Wednesday, October 13, 2010

Dockside Tango


I love filming dancers. It started when I was a kid, mesmerized by dance on film in West Side Story. 

Choreographer Jerome Robbins, Composer Leonard Bernstein, Lyricist Stephen Sondheim and Director Robert Wise, together, made an American masterpiece...using tough gang kids dancing in an athletic style, they made musical theater dancing accessible for a much wider audience.

Later came my appreciation of Alvin Ailey, Twyla Tharp and other modern dance icons. 

Last year, I took my daughter to Broadway to see “In The Heights”, a joyful musical about Dominican-Americans in NYC, combining elements of hip-hop, merengue, bachata, salsa and jazz. 

I’ve also been studying the classic films of Fred Astaire, Cyd Charisse, Ginger Rogers, Gene Kelley, the late Gregory Hines, TV’s “Dancing With The Stars” the “Step Up” series and the urban sport of Parkour.

The Altis Ballet, my short film featuring Boston Ballet dancers, has garnered close to 170,000 views on YouTube.

But Argentinian Tango holds a special place in my heart.

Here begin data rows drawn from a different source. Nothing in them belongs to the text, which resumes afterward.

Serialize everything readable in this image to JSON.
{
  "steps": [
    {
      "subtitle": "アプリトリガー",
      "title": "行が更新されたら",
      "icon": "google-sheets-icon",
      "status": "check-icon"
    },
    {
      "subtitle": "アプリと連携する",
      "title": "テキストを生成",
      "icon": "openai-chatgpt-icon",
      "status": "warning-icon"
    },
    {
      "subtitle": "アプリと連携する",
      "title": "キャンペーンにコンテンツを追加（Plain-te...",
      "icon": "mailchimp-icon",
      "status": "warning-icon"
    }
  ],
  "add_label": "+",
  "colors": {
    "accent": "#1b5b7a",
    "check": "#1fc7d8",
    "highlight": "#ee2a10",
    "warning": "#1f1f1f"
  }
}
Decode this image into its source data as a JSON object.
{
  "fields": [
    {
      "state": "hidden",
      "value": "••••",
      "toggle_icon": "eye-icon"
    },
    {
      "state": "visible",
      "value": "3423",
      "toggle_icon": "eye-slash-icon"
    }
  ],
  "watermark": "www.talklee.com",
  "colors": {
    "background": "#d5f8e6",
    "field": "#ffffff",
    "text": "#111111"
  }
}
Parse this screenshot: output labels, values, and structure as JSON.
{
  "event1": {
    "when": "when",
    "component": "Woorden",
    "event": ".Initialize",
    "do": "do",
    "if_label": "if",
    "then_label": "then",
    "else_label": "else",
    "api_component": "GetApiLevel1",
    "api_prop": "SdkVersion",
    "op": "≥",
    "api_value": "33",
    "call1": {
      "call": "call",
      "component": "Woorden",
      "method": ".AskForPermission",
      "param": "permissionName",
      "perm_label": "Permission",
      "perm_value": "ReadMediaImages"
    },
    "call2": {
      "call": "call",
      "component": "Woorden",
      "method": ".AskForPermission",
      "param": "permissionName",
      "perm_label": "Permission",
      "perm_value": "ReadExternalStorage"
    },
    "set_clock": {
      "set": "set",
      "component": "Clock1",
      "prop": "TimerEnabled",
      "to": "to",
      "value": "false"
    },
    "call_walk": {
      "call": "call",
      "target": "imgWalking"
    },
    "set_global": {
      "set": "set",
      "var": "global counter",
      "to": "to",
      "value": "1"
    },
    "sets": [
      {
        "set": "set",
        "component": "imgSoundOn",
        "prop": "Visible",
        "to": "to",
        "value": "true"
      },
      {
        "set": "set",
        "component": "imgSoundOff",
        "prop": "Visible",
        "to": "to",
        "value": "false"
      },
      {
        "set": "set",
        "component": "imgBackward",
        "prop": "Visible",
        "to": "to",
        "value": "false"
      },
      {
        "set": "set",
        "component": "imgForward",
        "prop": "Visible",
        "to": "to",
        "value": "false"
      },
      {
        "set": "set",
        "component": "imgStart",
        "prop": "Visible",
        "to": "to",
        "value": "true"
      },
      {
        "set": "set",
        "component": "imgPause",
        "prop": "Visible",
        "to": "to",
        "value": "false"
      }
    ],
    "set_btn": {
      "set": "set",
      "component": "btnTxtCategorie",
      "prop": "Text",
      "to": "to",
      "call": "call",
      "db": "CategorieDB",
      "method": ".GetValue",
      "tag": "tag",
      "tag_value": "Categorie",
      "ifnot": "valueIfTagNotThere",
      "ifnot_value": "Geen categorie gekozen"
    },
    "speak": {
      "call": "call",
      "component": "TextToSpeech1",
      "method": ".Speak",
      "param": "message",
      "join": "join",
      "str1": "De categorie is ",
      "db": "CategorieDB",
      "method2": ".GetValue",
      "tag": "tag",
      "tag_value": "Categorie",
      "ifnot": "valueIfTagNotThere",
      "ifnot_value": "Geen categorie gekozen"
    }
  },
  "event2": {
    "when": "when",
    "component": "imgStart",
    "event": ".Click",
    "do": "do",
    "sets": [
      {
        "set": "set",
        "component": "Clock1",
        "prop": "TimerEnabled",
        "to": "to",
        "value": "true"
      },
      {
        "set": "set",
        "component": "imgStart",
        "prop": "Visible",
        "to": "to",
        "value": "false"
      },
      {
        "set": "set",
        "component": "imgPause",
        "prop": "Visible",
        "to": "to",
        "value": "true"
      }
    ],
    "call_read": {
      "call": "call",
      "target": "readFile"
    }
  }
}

Who can forget Al Pacino’s blind man’s Tango sequence in “Scent of a Woman”? Or Gomez and Morticia doing the Tango in “The Addams Family? Or the films of Sally Potter? Tango is sensuous, passionate and hot. The dance requires absolute concentration, connection and cooperation between the two dancers.

For my new series of short  (under 2 minutes) pieces on dancers, I asked local dance teachers Nancy Murphy and Ron Gursky of Rugcutters to choreograph dances at a handful of locations around Boston. 

I direct, film and edit each piece, experimenting with a variety of production techniques, from camera moves to lighting to editing to special effects, building up a cinematic vocabulary that may be useful on a variety of projects going forward.

Dockside Tango was shot in one morning with my Sony HXR-NEX-5u AVCHD camera at 1920x1080 30p HD, and edited over six weeks entirely in Final Cut Pro. Music -- "Latin Vinyl" by Footage Firm.